I just finished watching Julianne Moore's interview on Inside the Actor's Studio. That is one of my favorite shows on T.V. I don't watch much, but when there is an interesting actor on the show, I'm glued to the screen. She's just brilliant, Julianne, and the show was very insightful. There are times that I long for the boards, that I yearn to perform again in an acting capacity. I don't know if I could hack it these days, though I think I would be better than I was six years ago, when I was acting a lot more. I've gained more life experience, and I feel more comfortable in my skin, so to speak. I'd be better at coming up with motivations than I had been, need less direction. Maybe I'll try something after graduation, though it's nearly impossible to find a group/troupe that will let you in without the "right" references. I saw that start to happen with some of the theatre companies in the Colorado Springs--always the same rotating cast, the same voices, and hardly any challenging plays/roles. Thank the gods for Upstart (Performing Arts Ensemble), for coming along when they did. They put on the first Gay & Lesbian Theatre Festival in Colo. Spgs. and I had the opportunity to be in "Torch Song Trilogy." That was an awesome experience, but alas, Upstart too feel into the land of cliques.
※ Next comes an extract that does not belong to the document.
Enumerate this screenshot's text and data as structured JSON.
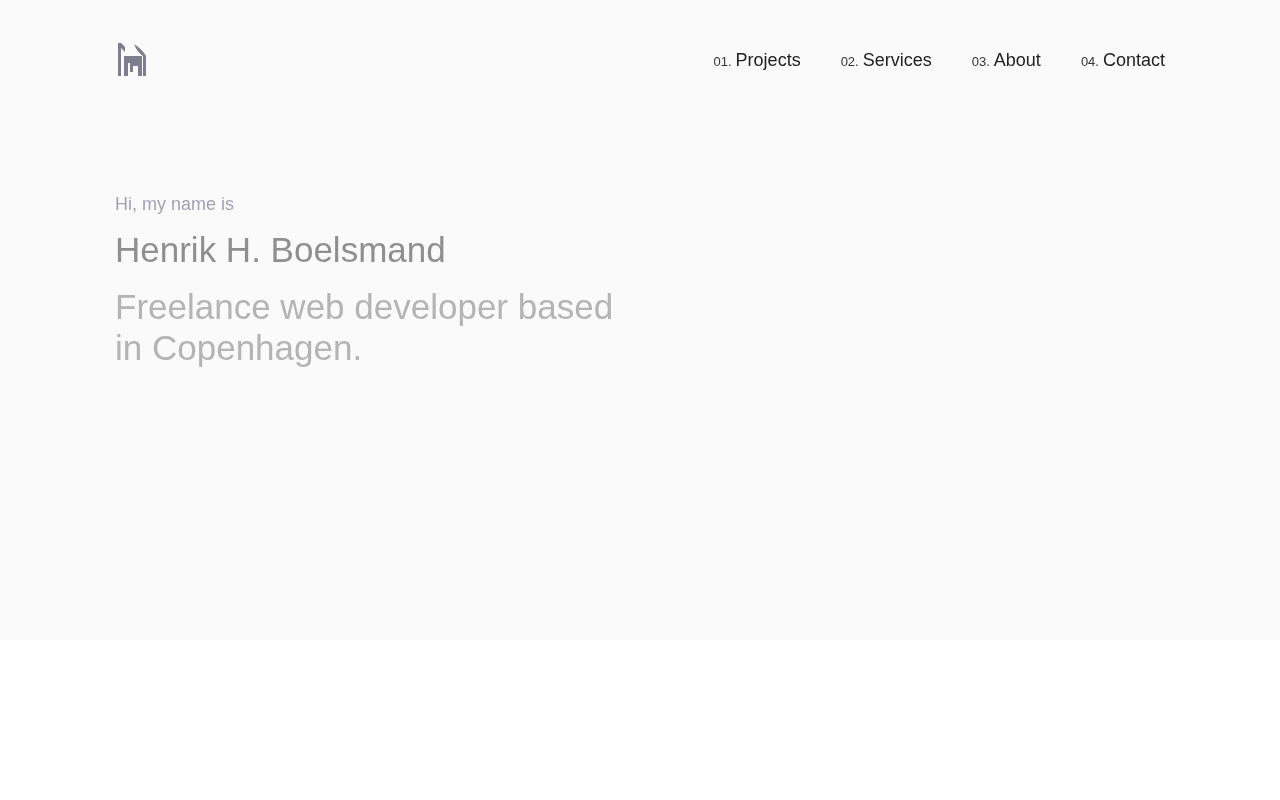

It's sad, really. Community theatre is supposed to be about taking risks on new faces, creating new talents and using the theatre as a school for the art of acting, theatre, and performance. It's a shame that there aren't many groups who will just bite the bullet and "risk," whether there is money in it or not. They should take a cue from the Independent film industry and go for quality rather than box returns. Hello soapbox.


Time: 10:08 pm EST
Date: 30 April 2004
Reading: Nothing, for the moment
Hearing: Nothing, for the moement
Inspiration: School's out for the semester!!!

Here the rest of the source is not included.